A metric space is an ordered pair ${\displaystyle (M,d)}$,  where ${\displaystyle M}$ is a set and ${\displaystyle d}$  is a metric on ${\displaystyle M}$, i.e., a function

${\displaystyle d\,\colon M\times M\to \mathbb {R} }$ such that for any ${\displaystyle x,y,z\in M}$ , the following holds:

1. ${\displaystyle d(x,y)=0\iff x=y}$ (identity of indiscernibles)
2. ${\displaystyle d(x,y)=d(y,x)}$ (symmetry)
3. ${\displaystyle d(x,z)\leq d(x,y)+d(y,z)}$ (subadditivity or triangle inequality).

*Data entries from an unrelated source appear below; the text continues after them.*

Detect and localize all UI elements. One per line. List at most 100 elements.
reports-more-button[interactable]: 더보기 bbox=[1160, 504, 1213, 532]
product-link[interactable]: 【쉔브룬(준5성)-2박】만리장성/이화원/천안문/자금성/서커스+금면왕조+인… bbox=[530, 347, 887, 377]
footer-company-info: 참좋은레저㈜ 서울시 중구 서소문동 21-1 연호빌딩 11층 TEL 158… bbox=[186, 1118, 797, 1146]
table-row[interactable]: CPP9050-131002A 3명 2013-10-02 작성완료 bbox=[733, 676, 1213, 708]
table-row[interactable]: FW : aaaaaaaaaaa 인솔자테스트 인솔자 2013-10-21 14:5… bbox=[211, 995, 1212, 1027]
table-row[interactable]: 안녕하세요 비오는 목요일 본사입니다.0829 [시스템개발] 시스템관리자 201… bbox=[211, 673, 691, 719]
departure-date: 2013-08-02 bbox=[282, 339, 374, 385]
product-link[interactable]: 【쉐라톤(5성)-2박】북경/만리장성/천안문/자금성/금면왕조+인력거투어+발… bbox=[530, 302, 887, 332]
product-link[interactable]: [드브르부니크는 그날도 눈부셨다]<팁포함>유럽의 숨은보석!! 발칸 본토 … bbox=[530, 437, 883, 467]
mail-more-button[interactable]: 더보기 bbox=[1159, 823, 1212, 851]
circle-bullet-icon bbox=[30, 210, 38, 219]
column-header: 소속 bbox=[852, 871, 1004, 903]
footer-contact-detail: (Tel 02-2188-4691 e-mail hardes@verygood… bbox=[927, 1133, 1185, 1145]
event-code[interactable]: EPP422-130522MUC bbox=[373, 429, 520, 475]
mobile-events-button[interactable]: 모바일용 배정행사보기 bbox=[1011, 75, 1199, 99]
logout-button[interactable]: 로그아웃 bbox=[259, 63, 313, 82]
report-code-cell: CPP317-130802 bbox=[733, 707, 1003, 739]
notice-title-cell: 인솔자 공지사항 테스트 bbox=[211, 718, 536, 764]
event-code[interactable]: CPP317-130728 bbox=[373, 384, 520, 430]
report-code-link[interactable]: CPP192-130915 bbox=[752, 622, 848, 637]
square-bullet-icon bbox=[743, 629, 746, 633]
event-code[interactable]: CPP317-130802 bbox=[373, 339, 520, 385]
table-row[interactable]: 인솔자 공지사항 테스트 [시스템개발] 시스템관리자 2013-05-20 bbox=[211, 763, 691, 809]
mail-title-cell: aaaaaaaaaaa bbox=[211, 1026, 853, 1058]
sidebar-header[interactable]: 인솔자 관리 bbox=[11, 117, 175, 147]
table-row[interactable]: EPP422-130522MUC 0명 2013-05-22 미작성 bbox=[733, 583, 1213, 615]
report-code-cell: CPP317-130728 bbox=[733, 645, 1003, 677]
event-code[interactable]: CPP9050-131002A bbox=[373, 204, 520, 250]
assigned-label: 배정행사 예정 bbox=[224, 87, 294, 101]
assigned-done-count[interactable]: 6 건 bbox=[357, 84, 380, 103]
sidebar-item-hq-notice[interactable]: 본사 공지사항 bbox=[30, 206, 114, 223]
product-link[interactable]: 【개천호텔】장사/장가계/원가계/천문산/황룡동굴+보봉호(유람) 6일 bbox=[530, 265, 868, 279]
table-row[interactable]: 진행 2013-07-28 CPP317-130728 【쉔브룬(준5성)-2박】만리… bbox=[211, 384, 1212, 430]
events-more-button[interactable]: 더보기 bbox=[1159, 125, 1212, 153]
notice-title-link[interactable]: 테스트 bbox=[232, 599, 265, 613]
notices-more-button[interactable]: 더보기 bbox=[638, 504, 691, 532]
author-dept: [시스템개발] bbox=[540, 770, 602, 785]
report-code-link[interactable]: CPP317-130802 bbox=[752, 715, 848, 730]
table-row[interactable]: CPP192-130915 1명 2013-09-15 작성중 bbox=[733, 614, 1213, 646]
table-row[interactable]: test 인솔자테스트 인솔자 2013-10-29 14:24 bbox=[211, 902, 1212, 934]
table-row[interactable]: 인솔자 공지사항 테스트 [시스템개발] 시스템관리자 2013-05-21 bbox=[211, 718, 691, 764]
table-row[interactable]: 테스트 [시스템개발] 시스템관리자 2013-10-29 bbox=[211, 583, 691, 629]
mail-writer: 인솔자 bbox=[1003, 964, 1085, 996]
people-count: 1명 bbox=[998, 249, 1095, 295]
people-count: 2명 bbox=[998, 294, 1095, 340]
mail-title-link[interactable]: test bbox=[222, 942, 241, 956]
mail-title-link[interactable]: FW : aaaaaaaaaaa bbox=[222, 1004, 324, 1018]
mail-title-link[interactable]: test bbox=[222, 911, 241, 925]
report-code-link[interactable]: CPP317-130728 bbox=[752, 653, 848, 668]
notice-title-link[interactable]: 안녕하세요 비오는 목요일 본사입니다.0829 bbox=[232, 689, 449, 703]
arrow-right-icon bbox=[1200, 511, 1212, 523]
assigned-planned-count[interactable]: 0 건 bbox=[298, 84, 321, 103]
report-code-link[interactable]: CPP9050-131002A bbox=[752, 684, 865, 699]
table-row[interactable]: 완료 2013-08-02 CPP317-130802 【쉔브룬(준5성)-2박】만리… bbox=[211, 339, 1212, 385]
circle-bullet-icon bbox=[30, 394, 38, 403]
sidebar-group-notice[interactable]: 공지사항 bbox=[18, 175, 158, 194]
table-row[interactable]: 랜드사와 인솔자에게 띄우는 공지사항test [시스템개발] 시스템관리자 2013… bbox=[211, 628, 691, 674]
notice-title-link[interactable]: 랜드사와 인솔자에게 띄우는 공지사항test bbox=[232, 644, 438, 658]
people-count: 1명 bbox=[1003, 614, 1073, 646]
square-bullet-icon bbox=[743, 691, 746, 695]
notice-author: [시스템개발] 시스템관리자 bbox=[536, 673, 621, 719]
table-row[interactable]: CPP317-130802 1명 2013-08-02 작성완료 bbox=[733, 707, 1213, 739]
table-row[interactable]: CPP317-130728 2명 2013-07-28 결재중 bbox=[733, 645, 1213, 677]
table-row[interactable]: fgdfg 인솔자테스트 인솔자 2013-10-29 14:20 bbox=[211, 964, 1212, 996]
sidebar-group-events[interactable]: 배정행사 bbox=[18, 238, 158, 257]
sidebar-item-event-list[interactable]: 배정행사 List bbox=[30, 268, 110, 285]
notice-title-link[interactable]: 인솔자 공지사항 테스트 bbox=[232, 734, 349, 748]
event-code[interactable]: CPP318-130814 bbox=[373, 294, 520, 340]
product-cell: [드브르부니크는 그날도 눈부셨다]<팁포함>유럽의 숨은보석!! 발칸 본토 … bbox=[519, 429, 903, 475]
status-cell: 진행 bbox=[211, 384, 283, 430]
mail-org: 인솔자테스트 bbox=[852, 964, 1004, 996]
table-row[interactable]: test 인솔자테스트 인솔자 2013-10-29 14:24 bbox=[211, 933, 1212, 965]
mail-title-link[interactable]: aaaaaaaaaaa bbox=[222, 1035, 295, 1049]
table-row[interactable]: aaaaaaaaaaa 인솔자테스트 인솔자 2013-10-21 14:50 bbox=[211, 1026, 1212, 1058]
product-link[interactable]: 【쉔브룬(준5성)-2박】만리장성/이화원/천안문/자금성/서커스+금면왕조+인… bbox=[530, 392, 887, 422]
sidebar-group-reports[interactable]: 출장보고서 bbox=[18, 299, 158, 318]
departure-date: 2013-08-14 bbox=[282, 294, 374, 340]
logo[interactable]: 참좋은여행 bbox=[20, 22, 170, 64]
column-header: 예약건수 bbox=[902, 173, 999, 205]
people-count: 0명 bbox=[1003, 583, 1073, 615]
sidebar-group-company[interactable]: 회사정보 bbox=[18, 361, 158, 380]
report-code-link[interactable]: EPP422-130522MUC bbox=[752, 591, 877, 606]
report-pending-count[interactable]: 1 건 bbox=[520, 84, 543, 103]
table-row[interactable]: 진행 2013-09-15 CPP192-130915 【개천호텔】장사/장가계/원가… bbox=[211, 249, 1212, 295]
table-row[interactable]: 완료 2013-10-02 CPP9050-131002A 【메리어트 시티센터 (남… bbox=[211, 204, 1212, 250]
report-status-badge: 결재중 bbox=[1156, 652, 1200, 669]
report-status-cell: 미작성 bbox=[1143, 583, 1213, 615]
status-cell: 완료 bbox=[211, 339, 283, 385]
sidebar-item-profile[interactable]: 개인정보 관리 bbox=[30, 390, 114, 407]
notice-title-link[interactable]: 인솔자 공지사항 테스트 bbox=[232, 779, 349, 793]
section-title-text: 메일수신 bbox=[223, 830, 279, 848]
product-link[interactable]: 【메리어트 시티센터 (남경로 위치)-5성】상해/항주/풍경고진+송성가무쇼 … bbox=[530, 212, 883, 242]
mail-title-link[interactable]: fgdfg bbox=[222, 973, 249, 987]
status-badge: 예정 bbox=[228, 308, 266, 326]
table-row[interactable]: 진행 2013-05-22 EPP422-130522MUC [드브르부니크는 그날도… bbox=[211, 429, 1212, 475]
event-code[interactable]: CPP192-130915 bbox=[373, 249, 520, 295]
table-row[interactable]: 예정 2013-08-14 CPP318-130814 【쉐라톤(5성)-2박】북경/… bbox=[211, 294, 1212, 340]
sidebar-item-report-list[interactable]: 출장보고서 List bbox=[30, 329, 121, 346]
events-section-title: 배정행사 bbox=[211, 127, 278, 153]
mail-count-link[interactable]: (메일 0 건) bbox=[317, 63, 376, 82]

An example of a metric space is $(\mathbb R,d),$ where $d(x,y)=|x-y|.$ Indeed,

1. ${\displaystyle d(x,y)=0\iff |x-y|=0 \iff x-y=0\iff x=y}$
2. ${\displaystyle d(x,y)=|x-y|=|-(y-x)|=|y-x|=d(y,x)}$
3. ${\displaystyle d(x,z)=|x-z=|x-y+y-z|\leq|x-y|+|y-z|= d(x,y)+d(y,z)}$